C’est l’époque des Trente glorieuses, le nom donné pour désigner la période de forte croissance économique post-Deuxième Guerre mondiale. Le rapport April, qui découle de la Commission royale d’enquête sur l’agriculture instituée en 1967 par le gouvernement de Jean Lesage, invite le secteur à continuer de miser sur l’augmentation des rendements. Ce sera la priorité – en adéquation avec l’intégration, la spécialisation et le productivisme – jusqu’au premier choc pétrolier de 1973.
« En 1972, dans la foulée de la Révolution tranquille et de la déconfessionnalisation des institutions qui s’ensuit, l’UCC devient l’UPA, rappelle David Dupont. Le gouvernement confère au syndicat la représentation exclusive [NDLR : à l’instar de ce qui se fait dans plusieurs autres domaines de travail]. C’est motivé par le souhait de voir s’élargir la négociation collective en agriculture dans plusieurs filières. Avoir une seule union facilitait le tout. »
Manger chez nous
L’élection du Parti québécois en 1976 amène Jean Garon à la tête du ministère de l’Agriculture. L’avocat de formation promet d’aller au fond des choses. Le concept de l’autosuffisance alimentaire fait surface.
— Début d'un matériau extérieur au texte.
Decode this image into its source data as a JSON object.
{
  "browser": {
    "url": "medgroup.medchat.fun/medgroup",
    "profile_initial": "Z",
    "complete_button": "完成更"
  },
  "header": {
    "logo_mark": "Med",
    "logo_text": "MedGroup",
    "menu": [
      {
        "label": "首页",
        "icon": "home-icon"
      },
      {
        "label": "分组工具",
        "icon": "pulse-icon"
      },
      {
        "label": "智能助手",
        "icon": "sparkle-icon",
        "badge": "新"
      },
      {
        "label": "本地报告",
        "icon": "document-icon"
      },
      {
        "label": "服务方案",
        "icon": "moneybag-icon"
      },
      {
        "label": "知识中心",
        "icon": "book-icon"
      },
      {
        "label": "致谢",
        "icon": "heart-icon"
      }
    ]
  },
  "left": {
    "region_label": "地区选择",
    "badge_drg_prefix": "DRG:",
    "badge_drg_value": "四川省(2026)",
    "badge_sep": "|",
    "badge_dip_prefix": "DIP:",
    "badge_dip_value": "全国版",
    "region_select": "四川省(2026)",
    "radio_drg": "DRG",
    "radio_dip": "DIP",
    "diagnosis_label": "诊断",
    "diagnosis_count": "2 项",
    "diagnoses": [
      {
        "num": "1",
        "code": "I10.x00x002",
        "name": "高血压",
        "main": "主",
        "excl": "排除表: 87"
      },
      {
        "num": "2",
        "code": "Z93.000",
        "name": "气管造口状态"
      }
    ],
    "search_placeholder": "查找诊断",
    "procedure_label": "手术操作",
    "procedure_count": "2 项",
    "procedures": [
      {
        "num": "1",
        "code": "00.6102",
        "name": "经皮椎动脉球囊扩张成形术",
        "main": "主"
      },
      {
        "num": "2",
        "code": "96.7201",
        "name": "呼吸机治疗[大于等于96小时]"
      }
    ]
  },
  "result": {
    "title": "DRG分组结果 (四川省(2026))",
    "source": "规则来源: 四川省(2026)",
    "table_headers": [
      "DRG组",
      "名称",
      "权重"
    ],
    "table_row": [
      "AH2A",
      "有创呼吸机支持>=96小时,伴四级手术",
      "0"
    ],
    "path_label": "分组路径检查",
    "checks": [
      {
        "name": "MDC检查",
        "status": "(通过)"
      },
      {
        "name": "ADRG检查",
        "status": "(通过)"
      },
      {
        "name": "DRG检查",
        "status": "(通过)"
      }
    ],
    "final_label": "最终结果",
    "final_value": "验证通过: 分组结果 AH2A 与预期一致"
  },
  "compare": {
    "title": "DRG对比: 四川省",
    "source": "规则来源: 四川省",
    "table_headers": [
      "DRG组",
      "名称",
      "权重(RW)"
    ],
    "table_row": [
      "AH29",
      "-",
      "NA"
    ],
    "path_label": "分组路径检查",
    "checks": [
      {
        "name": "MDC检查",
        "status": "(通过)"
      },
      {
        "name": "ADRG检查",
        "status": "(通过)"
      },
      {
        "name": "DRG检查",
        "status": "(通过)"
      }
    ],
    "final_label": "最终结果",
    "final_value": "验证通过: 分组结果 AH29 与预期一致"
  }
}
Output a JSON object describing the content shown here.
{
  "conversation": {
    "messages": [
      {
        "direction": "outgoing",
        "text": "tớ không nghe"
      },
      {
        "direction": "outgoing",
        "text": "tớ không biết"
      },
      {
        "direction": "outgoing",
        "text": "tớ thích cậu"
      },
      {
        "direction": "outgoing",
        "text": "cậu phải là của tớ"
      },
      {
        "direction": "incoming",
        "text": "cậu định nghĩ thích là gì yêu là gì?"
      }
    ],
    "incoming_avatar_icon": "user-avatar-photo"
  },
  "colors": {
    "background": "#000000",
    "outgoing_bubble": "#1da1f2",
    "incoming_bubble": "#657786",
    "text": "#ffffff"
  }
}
Au 21e siècle, les agriculteurs font face à des défis majeurs, notamment aux accords de libre-échange et à la mondialisation. L’Accord de libre-échange nord-américain (ALENA) de 1994, remplacé par l’Accord Canada–États-Unis–Mexique (ACEUM) en 2020, a considérablement réduit les barrières tarifaires, intensifiant les échanges agricoles avec les États-Unis. L’UPA a constamment soutenu et encouragé le système canadien de gestion de l’offre pour garantir la sécurité alimentaire et la rentabilité du secteur agricole.
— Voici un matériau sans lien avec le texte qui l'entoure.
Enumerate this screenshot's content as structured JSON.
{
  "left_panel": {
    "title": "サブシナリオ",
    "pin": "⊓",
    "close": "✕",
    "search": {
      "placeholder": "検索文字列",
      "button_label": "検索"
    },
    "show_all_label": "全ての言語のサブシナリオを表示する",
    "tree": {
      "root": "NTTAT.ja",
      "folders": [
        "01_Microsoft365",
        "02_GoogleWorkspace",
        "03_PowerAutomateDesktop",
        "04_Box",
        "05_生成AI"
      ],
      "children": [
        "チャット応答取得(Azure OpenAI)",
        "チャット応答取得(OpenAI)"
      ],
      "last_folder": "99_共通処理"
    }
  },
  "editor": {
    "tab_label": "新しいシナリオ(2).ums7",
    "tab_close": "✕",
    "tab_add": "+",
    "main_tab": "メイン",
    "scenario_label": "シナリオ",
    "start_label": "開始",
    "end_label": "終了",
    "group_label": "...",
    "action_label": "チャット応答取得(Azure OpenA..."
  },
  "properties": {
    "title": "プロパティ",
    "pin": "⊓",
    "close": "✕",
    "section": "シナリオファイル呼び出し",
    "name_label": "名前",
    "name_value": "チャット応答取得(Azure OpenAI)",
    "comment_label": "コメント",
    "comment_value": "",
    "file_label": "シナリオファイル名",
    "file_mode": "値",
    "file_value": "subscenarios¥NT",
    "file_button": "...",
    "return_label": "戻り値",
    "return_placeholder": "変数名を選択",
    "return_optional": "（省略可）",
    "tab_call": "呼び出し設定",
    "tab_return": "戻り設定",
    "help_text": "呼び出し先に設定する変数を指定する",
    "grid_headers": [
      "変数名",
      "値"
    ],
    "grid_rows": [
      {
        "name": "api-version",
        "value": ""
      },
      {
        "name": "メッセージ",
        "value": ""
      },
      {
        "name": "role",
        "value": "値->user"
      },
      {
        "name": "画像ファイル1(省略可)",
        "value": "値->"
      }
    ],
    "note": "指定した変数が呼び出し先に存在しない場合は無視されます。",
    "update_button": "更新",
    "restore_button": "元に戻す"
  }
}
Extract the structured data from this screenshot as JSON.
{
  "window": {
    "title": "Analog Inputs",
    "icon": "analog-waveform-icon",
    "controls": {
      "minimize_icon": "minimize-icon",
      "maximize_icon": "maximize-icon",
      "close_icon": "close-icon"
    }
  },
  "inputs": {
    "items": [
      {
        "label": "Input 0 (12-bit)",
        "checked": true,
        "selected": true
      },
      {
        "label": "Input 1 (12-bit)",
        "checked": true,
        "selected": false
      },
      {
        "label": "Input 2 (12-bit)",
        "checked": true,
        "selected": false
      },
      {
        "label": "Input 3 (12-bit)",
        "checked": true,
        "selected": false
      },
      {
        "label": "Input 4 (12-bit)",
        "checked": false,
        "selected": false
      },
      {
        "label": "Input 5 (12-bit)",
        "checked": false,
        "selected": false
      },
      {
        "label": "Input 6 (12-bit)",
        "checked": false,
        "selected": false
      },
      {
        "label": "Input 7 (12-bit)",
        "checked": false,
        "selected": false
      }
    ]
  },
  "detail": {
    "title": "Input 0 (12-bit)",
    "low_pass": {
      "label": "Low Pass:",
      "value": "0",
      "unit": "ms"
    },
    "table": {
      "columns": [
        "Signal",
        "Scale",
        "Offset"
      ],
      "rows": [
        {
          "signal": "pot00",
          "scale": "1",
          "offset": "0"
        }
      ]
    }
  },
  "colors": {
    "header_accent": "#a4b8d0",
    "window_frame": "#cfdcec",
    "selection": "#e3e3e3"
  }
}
D’autres accords internationaux ont également eu un impact sur les agriculteurs, tels que l’Accord économique et commercial global (AECG) avec l’Union européenne en 2017 et le Partenariat transpacifique global et progressiste (PTPGP) avec la zone Asie-Pacifique en 2018.
Incontournable écologie
Les impératifs environnementaux s’imposent également avec les changements climatiques, et les événements météorologiques extrêmes qui en découlent, comme le verglas de 1998, les inondations printanières de 2017 et les cycles de sécheresse et de précipitations abondantes
de 2023.
En 2020, la pandémie de COVID-19 met en lumière la dépendance du Québec aux marchés internationaux pour son approvisionnement alimentaire. Le mouvement Mangeons local lancé par l’UPA et l’autonomie alimentaire gagnent en importance; la création du Panier Bleu et la popularité des paniers de fermiers de famille témoignent de cette prise de conscience.
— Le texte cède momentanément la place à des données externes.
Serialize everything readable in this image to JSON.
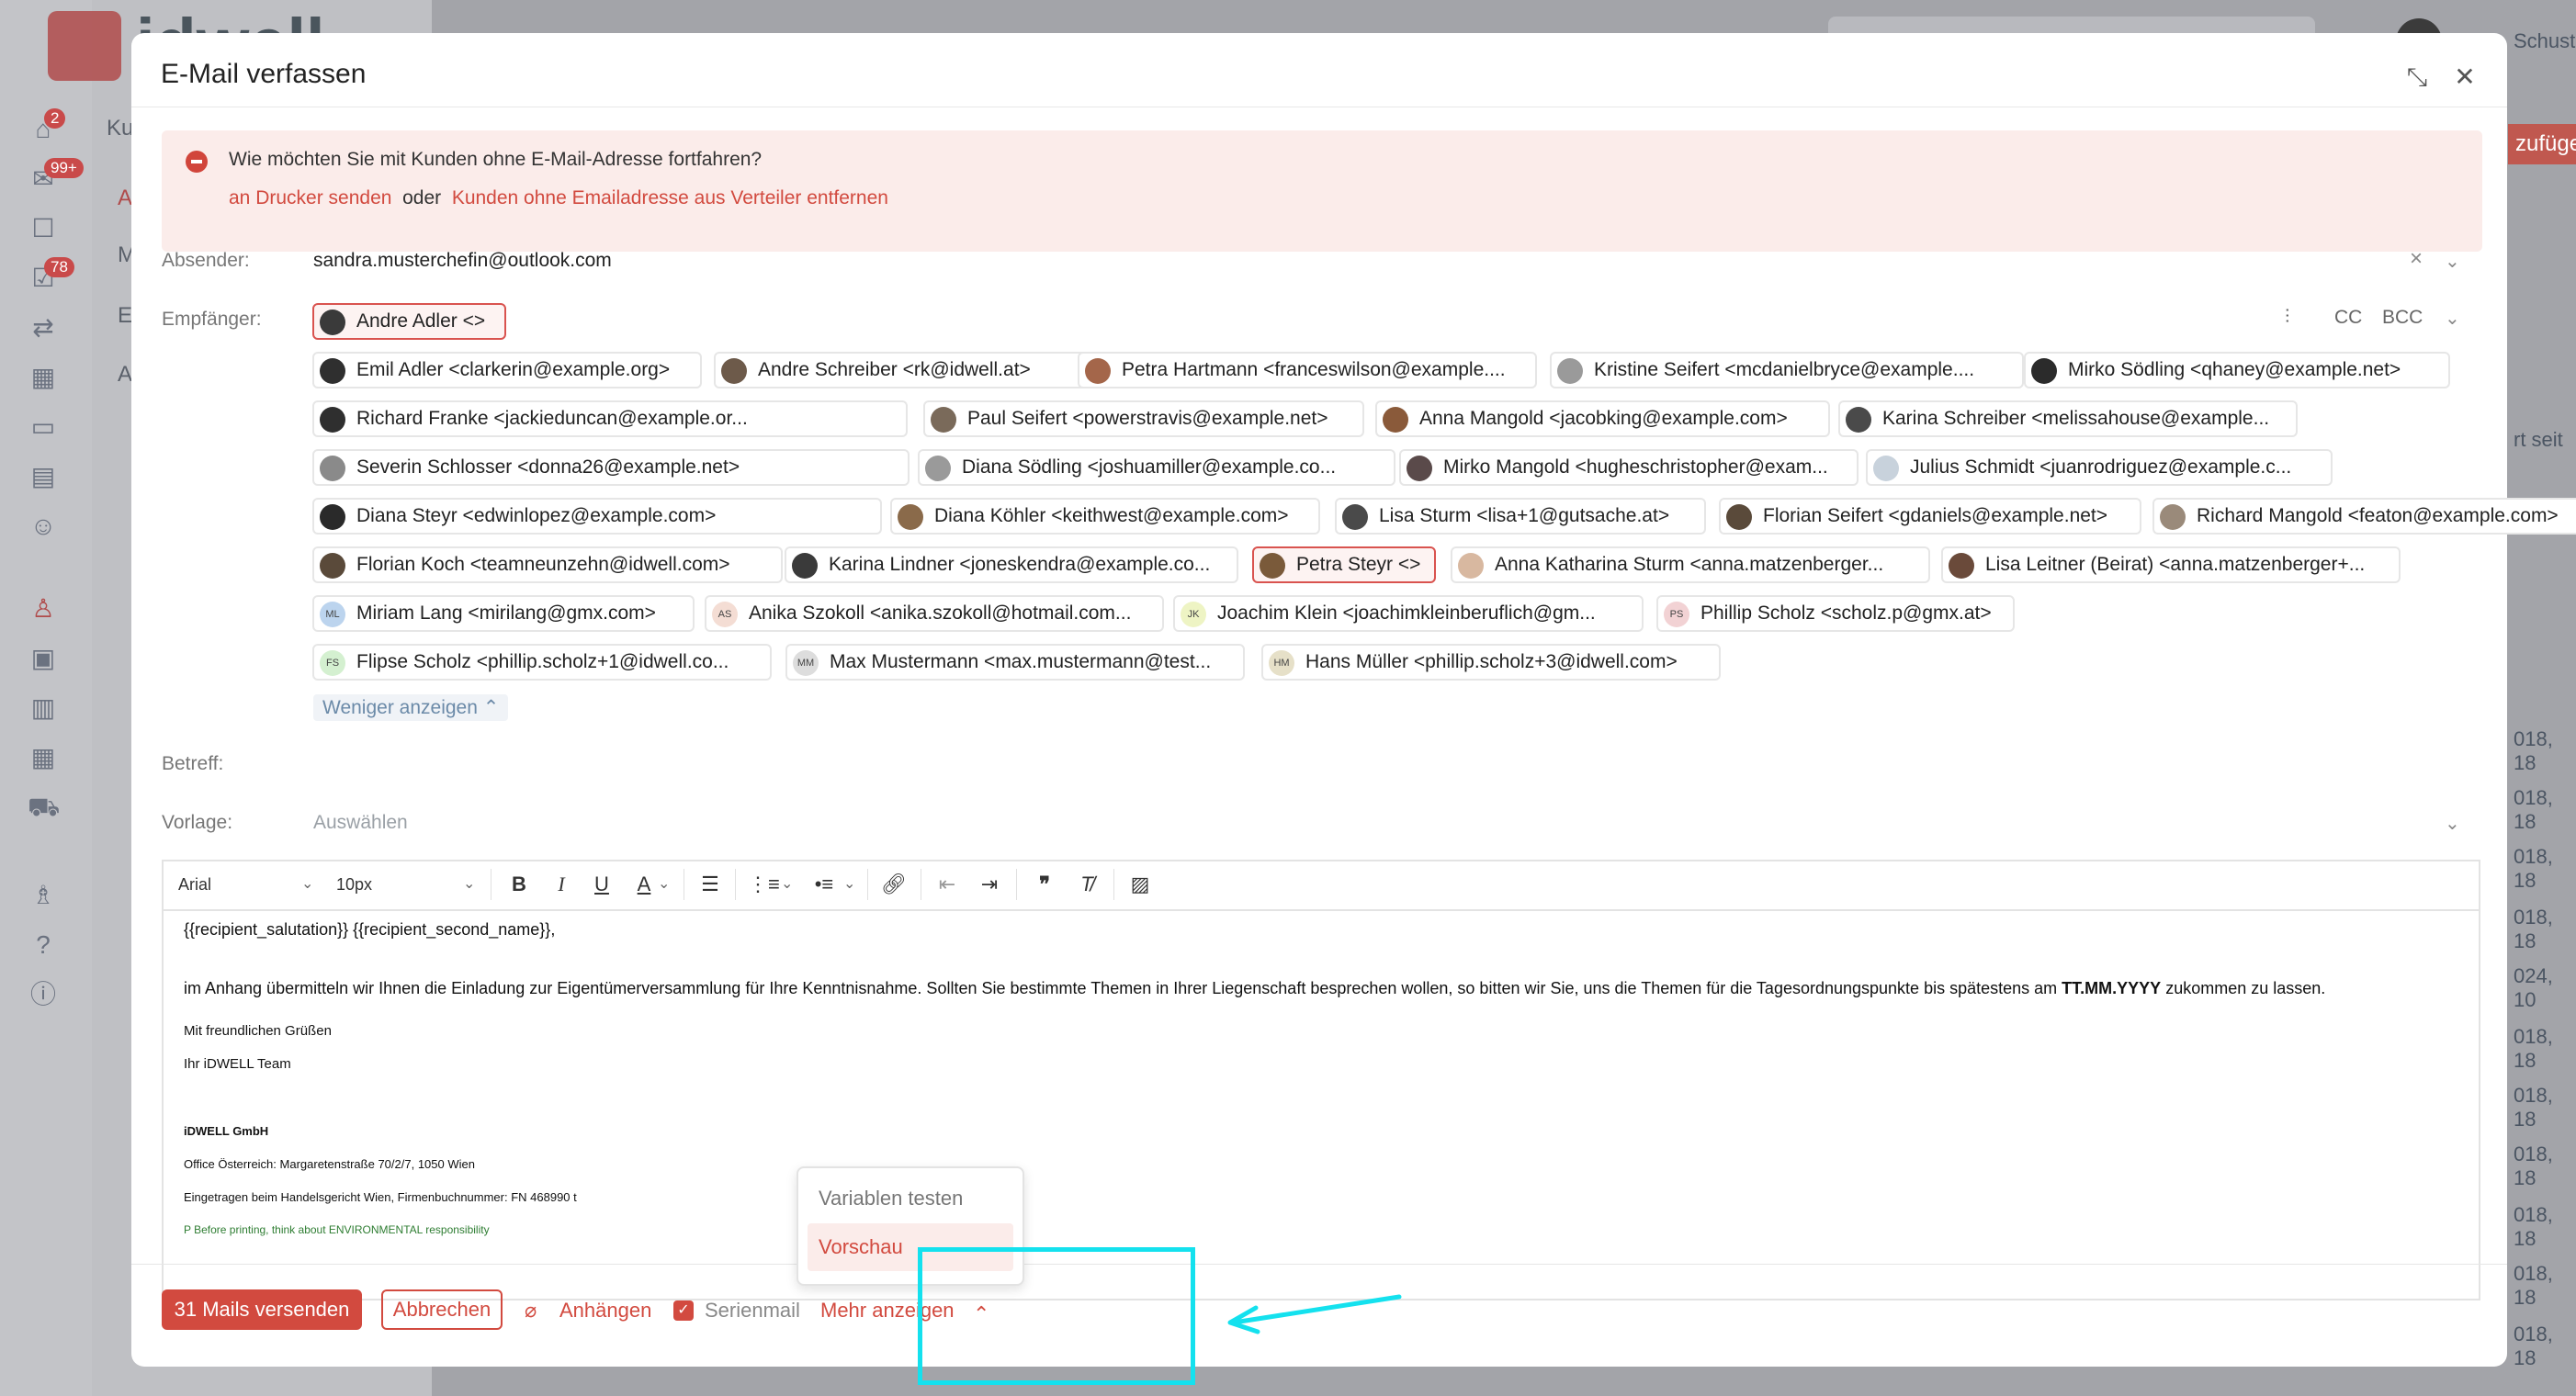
{
  "background": {
    "logo_text": "idwell",
    "badges": [
      "2",
      "99+",
      "78"
    ],
    "user_name": "Schuste",
    "add_button": "zufügen",
    "right_texts": [
      "rt seit",
      "018, 18",
      "018, 18",
      "018, 18",
      "018, 18",
      "024, 10",
      "018, 18",
      "018, 18",
      "018, 18",
      "018, 18",
      "018, 18",
      "018, 18"
    ],
    "sidebar_letters": [
      "Ku",
      "A",
      "M",
      "E",
      "A"
    ]
  },
  "modal": {
    "title": "E-Mail verfassen",
    "alert": {
      "question": "Wie möchten Sie mit Kunden ohne E-Mail-Adresse fortfahren?",
      "link_print": "an Drucker senden",
      "or": "oder",
      "link_remove": "Kunden ohne Emailadresse aus Verteiler entfernen"
    },
    "sender": {
      "label": "Absender:",
      "value": "sandra.musterchefin@outlook.com"
    },
    "recipients": {
      "label": "Empfänger:",
      "cc": "CC",
      "bcc": "BCC",
      "show_less": "Weniger anzeigen",
      "chips": [
        "Andre Adler <>",
        "Emil Adler <clarkerin@example.org>",
        "Andre Schreiber <rk@idwell.at>",
        "Petra Hartmann <franceswilson@example....",
        "Kristine Seifert <mcdanielbryce@example....",
        "Mirko Södling <qhaney@example.net>",
        "Richard Franke <jackieduncan@example.or...",
        "Paul Seifert <powerstravis@example.net>",
        "Anna Mangold <jacobking@example.com>",
        "Karina Schreiber <melissahouse@example...",
        "Severin Schlosser <donna26@example.net>",
        "Diana Södling <joshuamiller@example.co...",
        "Mirko Mangold <hugheschristopher@exam...",
        "Julius Schmidt <juanrodriguez@example.c...",
        "Diana Steyr <edwinlopez@example.com>",
        "Diana Köhler <keithwest@example.com>",
        "Lisa Sturm <lisa+1@gutsache.at>",
        "Florian Seifert <gdaniels@example.net>",
        "Richard Mangold <featon@example.com>",
        "Florian Koch <teamneunzehn@idwell.com>",
        "Karina Lindner <joneskendra@example.co...",
        "Petra Steyr <>",
        "Anna Katharina Sturm <anna.matzenberger...",
        "Lisa Leitner (Beirat) <anna.matzenberger+...",
        "Miriam Lang <mirilang@gmx.com>",
        "Anika Szokoll <anika.szokoll@hotmail.com...",
        "Joachim Klein <joachimkleinberuflich@gm...",
        "Phillip Scholz <scholz.p@gmx.at>",
        "Flipse Scholz <phillip.scholz+1@idwell.co...",
        "Max Mustermann <max.mustermann@test...",
        "Hans Müller <phillip.scholz+3@idwell.com>"
      ],
      "initials": [
        "ML",
        "AS",
        "JK",
        "PS",
        "FS",
        "MM",
        "HM"
      ]
    },
    "subject": {
      "label": "Betreff:"
    },
    "template": {
      "label": "Vorlage:",
      "placeholder": "Auswählen"
    },
    "editor": {
      "font": "Arial",
      "size": "10px",
      "lines": {
        "salutation": "{{recipient_salutation}} {{recipient_second_name}},",
        "body_pre": "im Anhang übermitteln wir Ihnen die Einladung zur Eigentümerversammlung für Ihre Kenntnisnahme. Sollten Sie bestimmte Themen in Ihrer Liegenschaft besprechen wollen, so bitten wir Sie, uns die Themen für die Tagesordnungspunkte bis spätestens am",
        "body_bold": "TT.MM.YYYY",
        "body_post": "zukommen zu lassen.",
        "greeting": "Mit freundlichen Grüßen",
        "team": "Ihr iDWELL Team",
        "company": "iDWELL GmbH",
        "office": "Office Österreich: Margaretenstraße 70/2/7, 1050 Wien",
        "register": "Eingetragen beim Handelsgericht Wien, Firmenbuchnummer: FN 468990 t",
        "eco": "P Before printing, think about ENVIRONMENTAL responsibility"
      }
    },
    "footer": {
      "send": "31 Mails versenden",
      "cancel": "Abbrechen",
      "attach": "Anhängen",
      "serial": "Serienmail",
      "more": "Mehr anzeigen"
    },
    "dropdown": {
      "item1": "Variablen testen",
      "item2": "Vorschau"
    }
  },
  "colors": {
    "accent": "#d24a3f",
    "highlight": "#14e1ee",
    "alert_bg": "#fbecea"
  }
}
Au début de 2022, le déclenchement de la guerre en Ukraine perturbe le marché mondial du blé, dans la mesure où ce pays représente le tiers de l’approvisionnement mondial. Les interruptions de production, les difficultés de récolte, l’inflation et une demande croissante influent sur la valeur des céréales. Les agriculteurs québécois en subissent les conséquences, notamment avec l’augmentation des coûts liés au pétrole et aux sanctions contre la Russie.
En cent ans, l’agriculture au Québec aura subi des transformations majeures, influençant les besoins, les paysages et les interactions. Bien que l’agriculture n’ait plus l’importance qu’elle a déjà eue en milieu rural, elle reste un pilier essentiel de revitalisation sociale et de développement.
La redéfinition du territoire, les interactions accrues entre les agriculteurs et le reste de la population ainsi que la valorisation du patrimoine contribuent à forger une nouvelle dynamique propice à l’agrotourisme et à la cohésion communautaire. Ainsi, l’agriculture au Québec joue un rôle central, tant dans son évolution que dans son impact sur ses communautés.